Crate Training An Older Dog
Crate training an older dog can be done! A dog's ability to learn doesn't lessen with age, so there's no reason why you can't teach an older dog to use a crate. This is particularly useful if you adopt an older dog either from a shelter or directly from his previous owner.
The crate training process is similar for all dogs, no matter what their age. Here are some tips that will help you with crate training an older dog.
- Make sure that you never get angry with your dog, or scream at him when you are trying to train him to go to his crate. You may feel frustrated at times but if you get angry with him, you're going to make him afraid of the crate. That's the opposite of what you want. If you have just welcomed your older dog into your family, he may have had some past experiences with crates that weren't pleasant, so do make allowances for that, and take your time with him.
- Create a comfortable environment for him within the crate, so make sure you have some nice soft bedding for him. Older dogs are more likely to have stiff joints, and the hard metal or plastic floor will be uncomfortable for him to lie on. You'll need to keep an eye out at first; if your dog turns out to be a chewer you may need to remove the bedding so he doesn't eat it and get sick. It's easier to choose an appropriate crate size for an older dog, because you don't have to take into consideration the fact that he will grow over time. His crate needs to be large enough for him to stand up, turn around and stretch out fully. Dog crate furniture might be a good option as these will also serve as an end table and keep him close by.
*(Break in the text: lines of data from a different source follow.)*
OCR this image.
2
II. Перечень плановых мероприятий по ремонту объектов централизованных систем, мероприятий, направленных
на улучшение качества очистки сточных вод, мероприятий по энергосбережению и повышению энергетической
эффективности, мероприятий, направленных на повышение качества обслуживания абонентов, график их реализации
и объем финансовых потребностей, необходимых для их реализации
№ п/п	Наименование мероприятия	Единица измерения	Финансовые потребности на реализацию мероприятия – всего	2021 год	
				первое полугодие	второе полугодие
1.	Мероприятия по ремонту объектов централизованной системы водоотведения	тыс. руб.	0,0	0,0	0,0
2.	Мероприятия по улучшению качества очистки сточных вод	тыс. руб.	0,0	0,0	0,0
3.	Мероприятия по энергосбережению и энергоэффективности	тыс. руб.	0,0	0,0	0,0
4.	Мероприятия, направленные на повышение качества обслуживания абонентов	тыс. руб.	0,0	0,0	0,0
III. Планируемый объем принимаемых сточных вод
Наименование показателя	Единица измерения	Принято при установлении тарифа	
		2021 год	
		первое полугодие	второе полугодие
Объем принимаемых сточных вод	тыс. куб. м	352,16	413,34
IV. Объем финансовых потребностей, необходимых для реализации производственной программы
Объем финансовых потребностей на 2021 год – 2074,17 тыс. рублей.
- The best way to get your dog into the crate for the first time is to coax him in with his favorite treat, making sure to reward him with it when he gets inside. You'll need to do this until he goes into the crate to get his snack without any reluctance or hesitation. Once he does, shut the door for a second or two before opening it and then give him his reward. Gradually increase the time before you open the door; always make sure to do so before your dog gets distressed. Again, your older dog may become anxious when the door shuts, so take this step slowly and keep it positive.
- When crate training an older dog, make sure to give your dog something to occupy his time when you first start to leave him in his crate. A toy stuffed a treat is good for this; he'll spend an hour or two trying to get to the treat and may well not even realize he's in his crate. Your older dog doesn't have any growing to do, so you need to watch how much he is eating. To stop your dog becoming overweight, cut back on the size of his meal to allow for the calories in his snack.
- Generally speaking, the maximum amount of time you should leave your dog crated is around 5 hours. If you are using a crate to toilet train him, don't leave him any longer than an hour or two, even though he is an adult.
- Put the crate somewhere your family gathers. Your dog will be used to being around the hub of activity and if he is suddenly crated elsewhere, he'll feel left out.
- If at any time your dog seems to be having a problem with the crate training, step back and take a breather. Start over again with the basic steps; your dog will have no problem re-learning and will be back up to speed in not time.
Even if your older dog is well mannered and can be trusted around your home, there are times when it would be very convenient to have him crate trained. Spend a week or two training him and you'll have that option if you ever need it.